LACMA

LACMA Digital

Witness

A poster that tries to feel like the shift, not just describe it.

Digital Witness is a LACMA exhibition exploring how digital tools changed the way images get made. From the 1980s on, photographers, designers, and filmmakers started using software to do things that were impossible in a darkroom. That shift changed everything about how visual communication looks and feels today.

The project was to design an experimental poster for that exhibition. The challenge was making something that actually felt like the subject, not just described it.

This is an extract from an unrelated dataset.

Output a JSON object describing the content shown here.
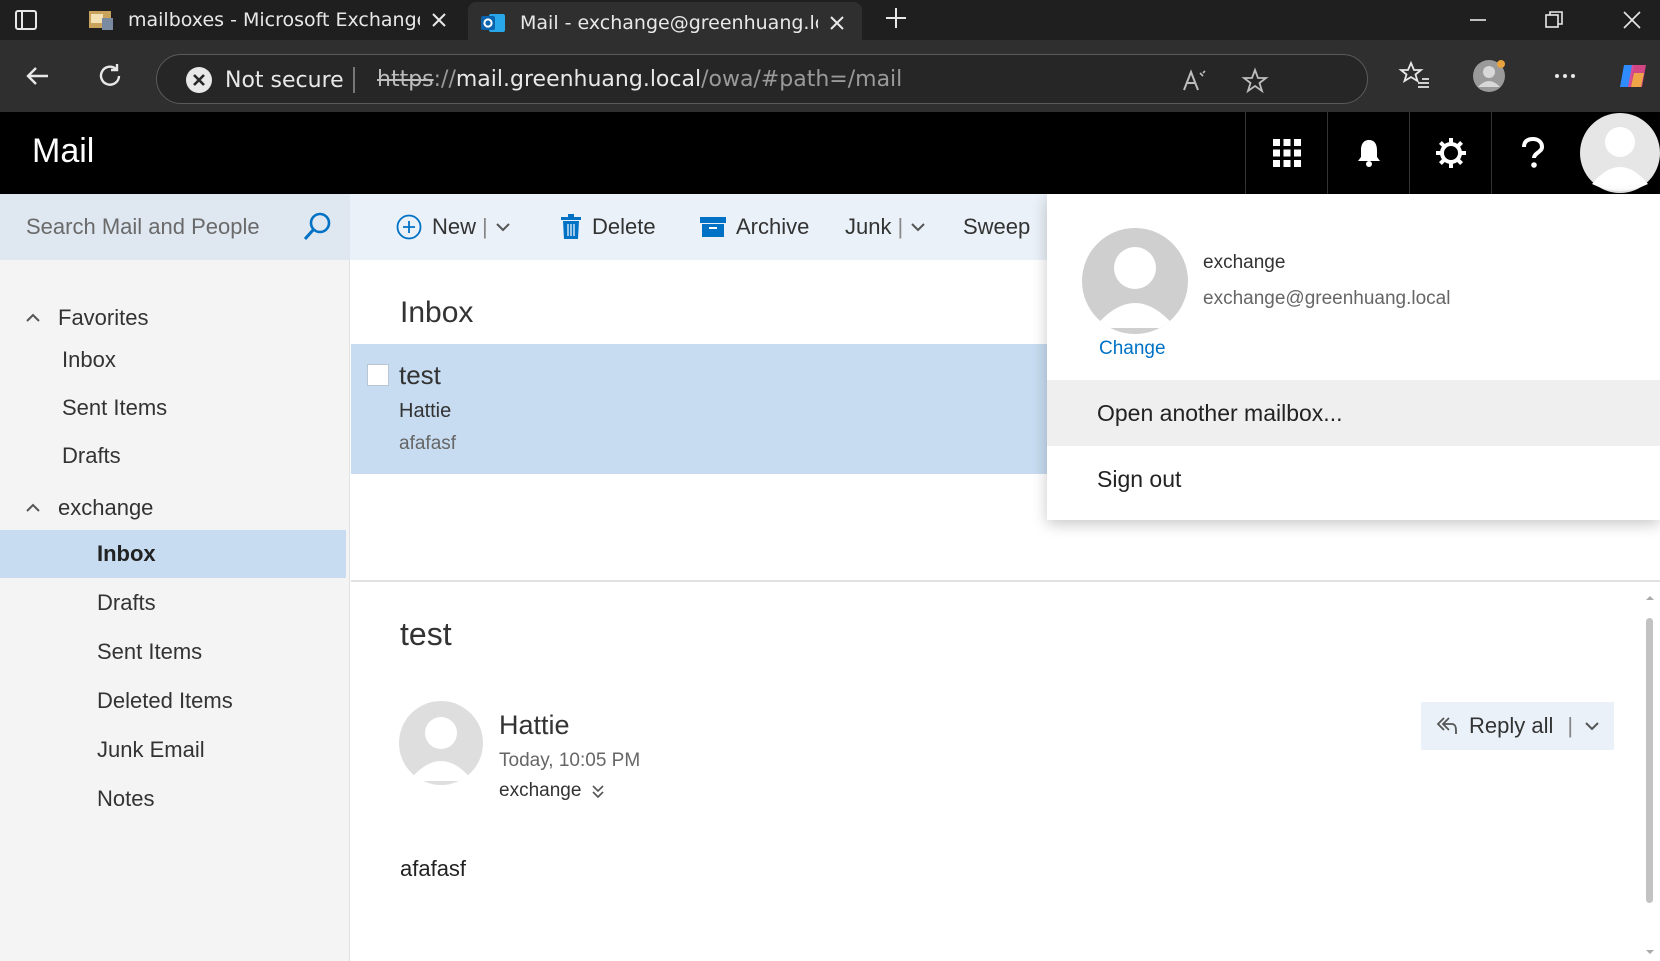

The poster had to feel digital in the way that era of digital felt. Glitchy, layered, a little unstable. I pulled from film strip references, saturated color distortion, and blurred photographic textures that reference what early image editing software actually produced. Typography isn't a label on top of the image here. It's part of the composition. Oversized numerals, rotated text, and extreme scale shifts let the type move through the image rather than sit above it.

As expressive as the visuals are, everything is still sitting on a grid. Alignment and spacing keep the composition from falling apart. The chaos is controlled. That tension between structure and experimentation is exactly what the exhibition is about, so it felt right to reflect it in the design itself.

The final poster brings together type and image as a single system. Pushed to extremes in scale, layering, and color until the composition starts to feel like the tension between analog and digital it's referencing. Felt, not explained.